Phase 9 — Pricing / Condition Technique
🎯 In plain words
❓ Why it matters
Wrong pricing config = wrong PO values and wrong inventory cost. If freight or duty isn't picked up correctly, the material is undervalued and every downstream figure inherits the error. It also comes up a lot in interviews — the condition technique appears across MM and SD, so understanding it once pays off everywhere.
🧠 Key concepts you must know
1. The condition-technique chain
This is the order that matters — learn it as a chain:
- Condition tables — which key fields a price depends on (e.g. vendor + material).
- Access sequence — the search strategy: a ranked list of condition tables SAP checks, most specific first, until it finds a price.
- Condition types (M/06) — each ingredient: gross price, a discount, freight, duty…
- Calculation schema (M/08) — the recipe: lists the condition types in sequence and does the maths (the "pricing procedure").
- Schema determination (OMFO) — tells SAP which schema to use, based on the vendor's schema group + purchasing org.
2. The ingredients (condition types)
- Gross price — the starting base price.
- Discounts / surcharges — percentage or absolute, plus or minus.
- Freight & delivery costs — can be planned on the PO and settled later in invoice verification.

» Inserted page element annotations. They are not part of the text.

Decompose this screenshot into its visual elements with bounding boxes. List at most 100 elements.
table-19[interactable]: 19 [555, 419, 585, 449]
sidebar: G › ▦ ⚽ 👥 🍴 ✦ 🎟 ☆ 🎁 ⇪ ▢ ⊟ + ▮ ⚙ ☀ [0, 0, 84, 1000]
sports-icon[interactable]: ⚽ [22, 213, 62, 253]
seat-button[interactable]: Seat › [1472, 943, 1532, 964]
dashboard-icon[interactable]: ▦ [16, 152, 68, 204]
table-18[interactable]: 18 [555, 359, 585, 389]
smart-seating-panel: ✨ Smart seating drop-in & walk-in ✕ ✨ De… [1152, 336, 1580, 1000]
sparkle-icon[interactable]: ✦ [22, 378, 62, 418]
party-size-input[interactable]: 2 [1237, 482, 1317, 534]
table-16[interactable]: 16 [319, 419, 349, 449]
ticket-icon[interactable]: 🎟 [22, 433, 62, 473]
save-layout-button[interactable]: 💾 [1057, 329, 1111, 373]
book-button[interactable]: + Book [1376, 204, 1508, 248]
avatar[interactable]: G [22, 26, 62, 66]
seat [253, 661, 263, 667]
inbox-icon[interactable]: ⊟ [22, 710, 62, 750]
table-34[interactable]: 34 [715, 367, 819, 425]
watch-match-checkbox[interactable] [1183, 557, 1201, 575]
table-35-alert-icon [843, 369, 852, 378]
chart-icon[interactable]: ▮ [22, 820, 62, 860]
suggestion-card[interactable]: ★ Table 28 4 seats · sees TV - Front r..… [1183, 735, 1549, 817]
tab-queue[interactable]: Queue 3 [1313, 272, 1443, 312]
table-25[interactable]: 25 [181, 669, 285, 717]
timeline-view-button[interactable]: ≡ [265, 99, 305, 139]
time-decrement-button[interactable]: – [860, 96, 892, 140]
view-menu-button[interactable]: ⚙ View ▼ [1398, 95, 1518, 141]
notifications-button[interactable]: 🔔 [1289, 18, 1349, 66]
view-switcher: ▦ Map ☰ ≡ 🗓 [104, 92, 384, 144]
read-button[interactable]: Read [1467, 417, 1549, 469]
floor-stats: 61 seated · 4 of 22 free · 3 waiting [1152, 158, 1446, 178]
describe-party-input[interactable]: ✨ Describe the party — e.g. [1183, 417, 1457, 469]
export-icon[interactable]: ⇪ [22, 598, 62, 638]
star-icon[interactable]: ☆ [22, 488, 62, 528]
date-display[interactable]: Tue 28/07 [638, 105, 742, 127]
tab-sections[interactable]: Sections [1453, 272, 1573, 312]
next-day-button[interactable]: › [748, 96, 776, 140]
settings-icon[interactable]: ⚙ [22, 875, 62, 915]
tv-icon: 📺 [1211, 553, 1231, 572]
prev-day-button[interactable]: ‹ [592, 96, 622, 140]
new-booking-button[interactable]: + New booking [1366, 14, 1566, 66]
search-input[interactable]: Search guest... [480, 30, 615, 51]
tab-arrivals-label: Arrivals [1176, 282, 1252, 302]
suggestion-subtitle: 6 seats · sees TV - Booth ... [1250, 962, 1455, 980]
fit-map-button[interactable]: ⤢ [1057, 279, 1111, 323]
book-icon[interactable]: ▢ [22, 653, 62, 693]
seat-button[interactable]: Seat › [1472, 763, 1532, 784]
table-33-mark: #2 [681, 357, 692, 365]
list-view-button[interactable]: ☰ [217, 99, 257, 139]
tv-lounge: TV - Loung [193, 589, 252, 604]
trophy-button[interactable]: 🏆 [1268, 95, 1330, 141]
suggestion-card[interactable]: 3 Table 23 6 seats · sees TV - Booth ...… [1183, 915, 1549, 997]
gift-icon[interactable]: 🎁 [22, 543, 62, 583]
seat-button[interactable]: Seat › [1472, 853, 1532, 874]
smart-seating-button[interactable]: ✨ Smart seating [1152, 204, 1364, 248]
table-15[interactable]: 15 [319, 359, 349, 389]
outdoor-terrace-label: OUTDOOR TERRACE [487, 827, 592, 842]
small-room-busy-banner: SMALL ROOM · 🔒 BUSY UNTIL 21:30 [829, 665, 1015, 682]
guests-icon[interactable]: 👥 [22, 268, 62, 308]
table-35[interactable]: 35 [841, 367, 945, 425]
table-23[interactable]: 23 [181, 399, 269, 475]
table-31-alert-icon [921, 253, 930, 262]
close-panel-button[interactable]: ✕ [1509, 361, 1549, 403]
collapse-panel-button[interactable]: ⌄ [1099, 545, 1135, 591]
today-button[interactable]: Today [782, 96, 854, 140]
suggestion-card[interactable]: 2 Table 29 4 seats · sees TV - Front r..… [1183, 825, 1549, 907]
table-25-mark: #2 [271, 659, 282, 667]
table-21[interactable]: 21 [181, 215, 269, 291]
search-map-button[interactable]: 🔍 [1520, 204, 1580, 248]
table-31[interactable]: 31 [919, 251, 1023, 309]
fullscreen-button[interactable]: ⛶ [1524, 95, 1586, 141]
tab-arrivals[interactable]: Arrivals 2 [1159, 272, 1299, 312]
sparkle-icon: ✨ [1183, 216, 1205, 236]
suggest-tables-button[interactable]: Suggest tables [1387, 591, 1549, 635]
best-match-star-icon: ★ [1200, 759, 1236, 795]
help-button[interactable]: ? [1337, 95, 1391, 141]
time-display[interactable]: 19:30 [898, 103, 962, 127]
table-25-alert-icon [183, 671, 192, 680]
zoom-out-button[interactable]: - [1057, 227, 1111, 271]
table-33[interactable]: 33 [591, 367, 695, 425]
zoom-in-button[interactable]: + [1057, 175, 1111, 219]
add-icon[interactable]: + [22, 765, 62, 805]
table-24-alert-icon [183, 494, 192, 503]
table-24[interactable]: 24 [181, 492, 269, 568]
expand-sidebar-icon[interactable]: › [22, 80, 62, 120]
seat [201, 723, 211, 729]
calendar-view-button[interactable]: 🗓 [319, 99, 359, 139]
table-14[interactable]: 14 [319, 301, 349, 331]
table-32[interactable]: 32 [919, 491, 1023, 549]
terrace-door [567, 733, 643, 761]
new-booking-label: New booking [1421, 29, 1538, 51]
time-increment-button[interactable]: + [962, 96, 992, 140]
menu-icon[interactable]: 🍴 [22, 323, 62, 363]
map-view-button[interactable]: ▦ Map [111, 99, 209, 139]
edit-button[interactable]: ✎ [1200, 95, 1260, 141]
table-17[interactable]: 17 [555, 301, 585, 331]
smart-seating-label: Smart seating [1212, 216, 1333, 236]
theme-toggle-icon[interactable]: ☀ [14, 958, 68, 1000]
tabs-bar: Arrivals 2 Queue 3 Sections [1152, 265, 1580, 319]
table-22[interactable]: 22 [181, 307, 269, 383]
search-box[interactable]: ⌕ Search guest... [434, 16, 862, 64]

- Customs duty — for imports, added as its own condition (see Phase 5).
3. Net vs effective price
- Net price — gross price after discounts/surcharges.
- Effective price — net price including delivery costs, cash discount etc.; the real "all-in" cost.
4. Statistical conditions
A statistical condition is shown in the pricing for information only — it does not change the price actually paid or posted. It's used for things like an expected cash discount or a comparison value, so you can see it without it affecting the total.
🛠️ Do it now — practise alongside
Don't just read — go build it in your IDES. The condition technique only clicks once you've assembled one:
Scenario 21 — Pricing ProcedureThen build a custom condition type in M/06 and add it to the calculation schema in M/08. Create a PO and watch your new condition appear in the price breakdown — that's the whole chain working end to end.
🔗 Connects to
- Phase 4 — Purchasing: pricing is what fills in the price on the PO.
- Phase 8 — Valuation: delivery costs and duty flow from pricing into the material's valuation.
- Phase 5 — Special Procurement: import customs duty is added as a pricing condition.
🎓 Cert focus & quick recall
C_TS452 area ③ (pricing). Expect questions on the order of the condition-technique chain, what an access sequence does, statistical conditions, and where delivery costs/duty fit.
What is the order of the condition-technique chain?
Condition tables → access sequence → condition types (M/06) → calculation schema (M/08) → schema determination (OMFO). Tables define the keys, the access sequence searches them, condition types are the ingredients, the schema adds them up, and determination picks the right schema.
What is an access sequence?
The search strategy for a condition type — a ranked list of condition tables SAP checks from most specific to most general, stopping at the first table that returns a valid condition record.
What is a statistical condition?
A condition displayed for information only — it appears in the pricing breakdown but does not affect the net/effective price that's actually posted (e.g. an expected cash discount).
Where does customs duty fit?
It's added as its own condition type in the calculation schema, typically as a delivery cost for imports, so it loads onto the material's value alongside freight.
✅ You're ready to move on when…
- You can recite the condition-technique chain in order without looking.
- You can explain what an access sequence does and why "most specific first" matters.
- You've built a custom condition type in M/06 and added it to a schema in M/08.